Am dreißigsten Tag, dem letzten vor Ablauf seiner Frist, ist Conn verzweifelt. Wenn er nun seinen magischen Stein nicht findet, kann er nicht länger Lehrling von Nevery sein und wird die Akademie verlassen müssen. Brumbee und Rowan versuchen ihm zu helfen, doch Conn ahnt, dass sein Stein irgendwo in "Sunrise", dem wohlhabenden Stadteil von Wellmet sein muss, dort, wo auch die Herzogin herrscht. Benet, der insgeheim schon lange ein liebevolles und wachsames Auge auf den Jungen hat, weiß, dass er ohne seinen Stein nicht zurückkehren wird. Meister Nevery wird das erst bewusst, als der schweigsame Hüne ihn mit seinen knappen Worten darauf hinweist.

Als Conn endlich seinem Locus Magicalicus begegnet, ist es ein Ding der Unmöglichkeit, diesen Stein zu erlangen. Doch der Ruf des Steins ist so stark und fordernd, dass Conn alle Vorsicht fahren lässt. Es gelingt ihm zwar, den kostbaren Stein für einen Moment an sich zu bringen, doch im nächsten landet er schon in den Kerkern der Herzogin.

Dieses Mal hilft ihm Nevery aus der Patsche; doch als Conn seinen Meister am dringensten gebraucht hätte, lässt Nevery, der den Worten Pettivox mehr glauben schenkt als seiner eigenen Intuition, den Jungen fallen. Enttäuscht verlässt Conn die "Villa Herzensleicht". Doch er hat eine Spur, die zur Aufklärung der schwindenden Magie führt. Conn ist fest entschlossen, Wellmet vor dem totalen Verlust der magischen Kraft zu bewahren und schreckt vor nichts zurück; auch davor nicht, sich und seinen kostbaren Stein für diese Sache zu opfern.

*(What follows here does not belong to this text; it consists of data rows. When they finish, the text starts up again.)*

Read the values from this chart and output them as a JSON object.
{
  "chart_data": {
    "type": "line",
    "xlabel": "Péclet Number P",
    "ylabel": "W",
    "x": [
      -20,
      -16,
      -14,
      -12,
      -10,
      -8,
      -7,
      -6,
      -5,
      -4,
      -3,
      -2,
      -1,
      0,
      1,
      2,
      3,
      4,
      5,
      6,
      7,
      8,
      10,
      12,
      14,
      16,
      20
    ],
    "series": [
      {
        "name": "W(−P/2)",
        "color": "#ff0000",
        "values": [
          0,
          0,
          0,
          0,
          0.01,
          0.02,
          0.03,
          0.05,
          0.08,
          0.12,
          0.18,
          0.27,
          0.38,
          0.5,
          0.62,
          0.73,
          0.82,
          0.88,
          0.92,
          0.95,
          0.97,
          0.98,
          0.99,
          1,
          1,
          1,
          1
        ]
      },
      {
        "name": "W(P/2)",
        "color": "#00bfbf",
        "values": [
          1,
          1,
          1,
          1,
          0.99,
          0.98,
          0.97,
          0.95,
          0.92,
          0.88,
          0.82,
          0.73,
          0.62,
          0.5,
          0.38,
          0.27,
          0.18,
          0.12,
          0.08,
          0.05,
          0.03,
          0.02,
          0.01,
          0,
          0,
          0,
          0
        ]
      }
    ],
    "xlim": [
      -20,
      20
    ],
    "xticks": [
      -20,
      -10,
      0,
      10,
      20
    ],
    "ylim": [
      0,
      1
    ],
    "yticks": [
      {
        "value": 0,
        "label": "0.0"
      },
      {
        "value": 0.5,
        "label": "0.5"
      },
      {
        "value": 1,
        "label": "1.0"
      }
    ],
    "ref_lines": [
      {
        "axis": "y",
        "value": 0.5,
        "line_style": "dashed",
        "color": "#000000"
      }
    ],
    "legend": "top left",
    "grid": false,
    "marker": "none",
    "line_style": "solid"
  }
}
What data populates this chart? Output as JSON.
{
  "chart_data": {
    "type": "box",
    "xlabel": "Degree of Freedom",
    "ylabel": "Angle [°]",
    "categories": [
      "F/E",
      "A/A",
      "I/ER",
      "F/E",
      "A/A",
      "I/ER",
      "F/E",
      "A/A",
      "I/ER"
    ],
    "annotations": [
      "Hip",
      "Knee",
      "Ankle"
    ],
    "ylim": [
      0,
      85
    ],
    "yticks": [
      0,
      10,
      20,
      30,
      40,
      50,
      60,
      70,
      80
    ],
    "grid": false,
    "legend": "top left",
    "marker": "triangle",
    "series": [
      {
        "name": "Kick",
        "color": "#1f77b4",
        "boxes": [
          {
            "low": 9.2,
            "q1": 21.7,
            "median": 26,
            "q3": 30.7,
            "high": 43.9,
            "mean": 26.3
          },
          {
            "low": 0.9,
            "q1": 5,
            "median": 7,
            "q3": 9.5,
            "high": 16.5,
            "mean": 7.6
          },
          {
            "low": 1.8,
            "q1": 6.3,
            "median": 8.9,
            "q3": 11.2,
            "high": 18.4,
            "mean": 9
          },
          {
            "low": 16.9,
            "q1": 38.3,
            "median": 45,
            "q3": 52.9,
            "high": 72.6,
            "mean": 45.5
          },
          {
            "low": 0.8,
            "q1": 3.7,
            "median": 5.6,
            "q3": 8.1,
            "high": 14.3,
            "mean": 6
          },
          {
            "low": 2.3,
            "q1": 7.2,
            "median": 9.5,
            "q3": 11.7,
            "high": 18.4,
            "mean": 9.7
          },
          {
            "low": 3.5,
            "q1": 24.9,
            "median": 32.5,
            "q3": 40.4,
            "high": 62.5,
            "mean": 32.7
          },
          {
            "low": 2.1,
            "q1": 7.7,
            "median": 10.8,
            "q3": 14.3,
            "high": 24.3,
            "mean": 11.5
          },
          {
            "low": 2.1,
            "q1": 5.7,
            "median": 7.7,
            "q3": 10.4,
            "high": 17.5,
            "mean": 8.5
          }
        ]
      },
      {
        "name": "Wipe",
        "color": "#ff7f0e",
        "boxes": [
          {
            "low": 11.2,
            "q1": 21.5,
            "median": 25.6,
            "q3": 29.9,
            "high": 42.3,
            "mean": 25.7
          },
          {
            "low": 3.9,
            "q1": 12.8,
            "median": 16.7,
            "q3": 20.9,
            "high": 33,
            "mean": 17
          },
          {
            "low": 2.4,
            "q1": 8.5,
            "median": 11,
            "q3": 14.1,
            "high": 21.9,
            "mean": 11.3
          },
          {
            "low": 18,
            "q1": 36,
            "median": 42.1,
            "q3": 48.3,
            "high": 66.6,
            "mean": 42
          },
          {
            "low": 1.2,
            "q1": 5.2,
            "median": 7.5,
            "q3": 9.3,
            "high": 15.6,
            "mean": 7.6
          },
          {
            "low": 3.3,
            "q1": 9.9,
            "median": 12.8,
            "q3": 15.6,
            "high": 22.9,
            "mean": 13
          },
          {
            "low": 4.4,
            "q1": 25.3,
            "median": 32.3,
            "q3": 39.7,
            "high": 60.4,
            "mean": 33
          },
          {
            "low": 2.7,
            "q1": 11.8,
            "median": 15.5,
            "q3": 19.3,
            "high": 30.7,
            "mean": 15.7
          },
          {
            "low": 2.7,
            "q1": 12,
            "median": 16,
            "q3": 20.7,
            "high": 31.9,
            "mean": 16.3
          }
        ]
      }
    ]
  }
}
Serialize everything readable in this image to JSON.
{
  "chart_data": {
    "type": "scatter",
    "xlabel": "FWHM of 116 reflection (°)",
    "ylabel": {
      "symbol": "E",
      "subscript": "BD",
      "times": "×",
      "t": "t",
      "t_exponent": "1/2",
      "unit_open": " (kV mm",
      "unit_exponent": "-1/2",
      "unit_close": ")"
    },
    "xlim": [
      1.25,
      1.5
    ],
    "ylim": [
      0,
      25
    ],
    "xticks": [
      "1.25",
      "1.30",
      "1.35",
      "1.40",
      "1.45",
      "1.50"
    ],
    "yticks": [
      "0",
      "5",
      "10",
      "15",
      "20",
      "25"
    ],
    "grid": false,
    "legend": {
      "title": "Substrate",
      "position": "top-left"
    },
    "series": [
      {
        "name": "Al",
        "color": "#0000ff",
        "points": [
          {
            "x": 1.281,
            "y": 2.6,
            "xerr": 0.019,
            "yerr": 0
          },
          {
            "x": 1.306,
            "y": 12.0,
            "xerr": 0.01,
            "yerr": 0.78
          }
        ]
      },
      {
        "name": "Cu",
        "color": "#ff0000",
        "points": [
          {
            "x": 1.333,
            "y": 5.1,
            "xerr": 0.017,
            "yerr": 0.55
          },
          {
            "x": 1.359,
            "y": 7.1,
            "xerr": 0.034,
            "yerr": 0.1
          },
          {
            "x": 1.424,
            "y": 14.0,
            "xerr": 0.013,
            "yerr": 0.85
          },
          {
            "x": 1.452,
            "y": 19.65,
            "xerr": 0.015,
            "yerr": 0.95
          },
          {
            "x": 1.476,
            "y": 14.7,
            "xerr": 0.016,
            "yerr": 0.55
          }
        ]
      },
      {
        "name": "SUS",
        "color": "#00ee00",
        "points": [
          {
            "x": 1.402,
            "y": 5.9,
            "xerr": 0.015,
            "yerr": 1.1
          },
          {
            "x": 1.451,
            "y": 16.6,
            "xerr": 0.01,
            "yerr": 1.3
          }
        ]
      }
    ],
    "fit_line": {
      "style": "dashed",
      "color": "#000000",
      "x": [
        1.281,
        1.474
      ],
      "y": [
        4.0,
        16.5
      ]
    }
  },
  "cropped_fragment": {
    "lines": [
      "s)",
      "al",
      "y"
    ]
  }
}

Sarah Prineas erster Band der geplanten Trilogie um den magischen Dieb, holt den Leser schon auf den ersten Seiten in eine dichte Atmosphäre, die durch ihre Erzählweise und den klugen Spannungsaufbau bestimmt wird. Auf packende Art deckt die amerikanische Autorin nach und nach die Strukturen auf, die Wellments Schicksal bestimmen und beschreibt damit eine Welt, die sich am ehesten in der frühindustrielle Zeit gegen Ende des 18. Jahrhunderts ansiedeln liesse. Das Elend, das in dem armen, heruntergekommenen Stadtteil "Twighlight" anzutreffen ist, mit seinen Fabriken und den schwer arbeitenden Menschen - und vielen Kindern - die unter der Monotonie ihrer Arbeit leiden, erinnert schon sehr daran. Conn hat sich entschieden, nicht an einer der Maschine zu enden und hat für sein Auskommen lieber als Taschendieb gesorgt, auch wenn das bedeutet, dass ihm der "Underlord" im Nacken sitzt. Ein Wolf im Schafspelz ist dieser Underlord, der mit sanfter Stimme eloquent über seine wahren Absichten hinwegtäuscht, während er vor einem Mord nicht zurückschreckt. Wir erfahren, dass der Underlord auch Conns Mutter auf dem Gewissen hat und dass Conn sogar dessen Neffe sein soll. Das Verwandschaftsverhältnis sowie die Herkunft Conns bleiben nebulös. Sie bedeuten ihm nichts und er verschweigt diese Dinge lieber. Conn macht ohnehin nicht viele Worte um sich, schon gar nicht zu den schmerzhaften Momenten seines Lebens. Frei von jedem Selbstmitleid, ist er ein aufrechter und zäher Kerl, der stolz ist - auch auf seine Fähigkeiten, so dass es nicht wirklich erstaunt, dass er Nevery weiterhin mit dessen Vornamen anspricht, statt, wie üblich, mit "Meister".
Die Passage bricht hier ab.